Son intégrité physique avait été préservée malgré les flammes intenses crachées par la créature. Le jeune homme supposa que La Démente avait élevé un dôme magique autour de lui. Par ailleurs, cette protection translucide et colorée était en train de se dissoudre, maintenant qu'elle n’était plus utile. Il pouvait clairement voir ce prodige. Tout était vrai.

Contrairement à celle de son corps, l’intégrité mentale de l’ex-étudiant, fissurée par les événements de la semaine écoulée, tremblota davantage en repensant à la mort du monstre. Feu le dragon ! Le jeune homme gloussa doucement, aussi bien de soulagement qu’à cause de son navrant calembour. Ses nerfs fragilisés se tendirent comme un arc à nouveau : L'Aliénée attachait le bas de sa robe jaune, en un nœud de tissu lâche. Le regard tourné vers les débris sanguinolents répandus sur la pelouse de Central Park, Kyle la vit enlever prestement les petites ballerines rouges qui chaussaient ses pieds menus.

À présent que Kyle l’examinait plus attentivement, La Folle lui apparaissait d'une stature ridicule par rapport à son mètre quatre-vingt-cinq à lui. Épaisse comme un roseau, en chantonnant tout bas un air entrainant, elle s'engagea – pieds nus, à petits pas mignons – dans les entrailles encore fumantes du cadavre monstrueux. Malgré ses précautions, le bas de sa robe légère traina dans le sang et les immondices intestinales de la bête déchiquetée. À présent habillée plus de rouge que de jaune, La Détraquée fouilla dans les chairs qu'elle avait meurtries à peine quelques secondes auparavant. Ses longs cheveux sombres, brillants, suivaient les mouvements de la tête qui dodelinait au rythme de sa chanson. La Cinglée ramassa un objet vaguement rond et blanc. Puis le balança par-dessus son épaule, en marmonnant « Nan, c’est pas ça... »

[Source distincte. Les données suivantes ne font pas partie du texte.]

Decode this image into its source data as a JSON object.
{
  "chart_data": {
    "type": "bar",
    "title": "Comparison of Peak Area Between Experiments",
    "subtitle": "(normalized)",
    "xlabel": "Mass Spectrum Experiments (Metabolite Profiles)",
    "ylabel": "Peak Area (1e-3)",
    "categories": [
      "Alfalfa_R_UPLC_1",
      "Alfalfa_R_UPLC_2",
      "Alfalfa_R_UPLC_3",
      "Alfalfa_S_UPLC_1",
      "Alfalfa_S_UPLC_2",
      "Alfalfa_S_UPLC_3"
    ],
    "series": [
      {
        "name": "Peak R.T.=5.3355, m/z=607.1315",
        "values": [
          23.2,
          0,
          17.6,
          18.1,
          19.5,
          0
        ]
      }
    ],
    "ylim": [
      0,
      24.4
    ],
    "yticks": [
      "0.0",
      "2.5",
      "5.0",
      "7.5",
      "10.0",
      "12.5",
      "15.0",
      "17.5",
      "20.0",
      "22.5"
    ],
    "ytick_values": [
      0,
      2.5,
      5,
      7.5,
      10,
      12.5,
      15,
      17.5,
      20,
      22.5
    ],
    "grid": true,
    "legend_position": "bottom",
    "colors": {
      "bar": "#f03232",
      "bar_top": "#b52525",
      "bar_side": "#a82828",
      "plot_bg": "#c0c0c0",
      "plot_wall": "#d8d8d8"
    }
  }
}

L'objet délaissé rebondit sur le gazon et alla rouler vers le rouquin. Pendant que La Dingue reprenait sa curieuse mélodie, dans une langue inconnue, le jeune homme jeta un œil à la chose à ses pieds. L'ex-étudiant en médecine comprit que La Maboule venait, elle aussi, de jeter un œil. Littéralement. Celui du dragon.

Le système digestif de l'humain se rebella. Par chance, le propriétaire de l'estomac révolté se trouvait déjà dans un buisson. Kyle se pencha et s'y délesta de beaucoup de bile, et du peu de nourriture qu'il avait pu manger depuis deux jours. Plus léger, le jeune homme rampa sur quelques mètres, en haletant. Il se retrouva sur le dos, allongé sur l'herbe. Avec sa manche déjà sale de cinq jours d’Apocalypse, il s’essuya la bouche.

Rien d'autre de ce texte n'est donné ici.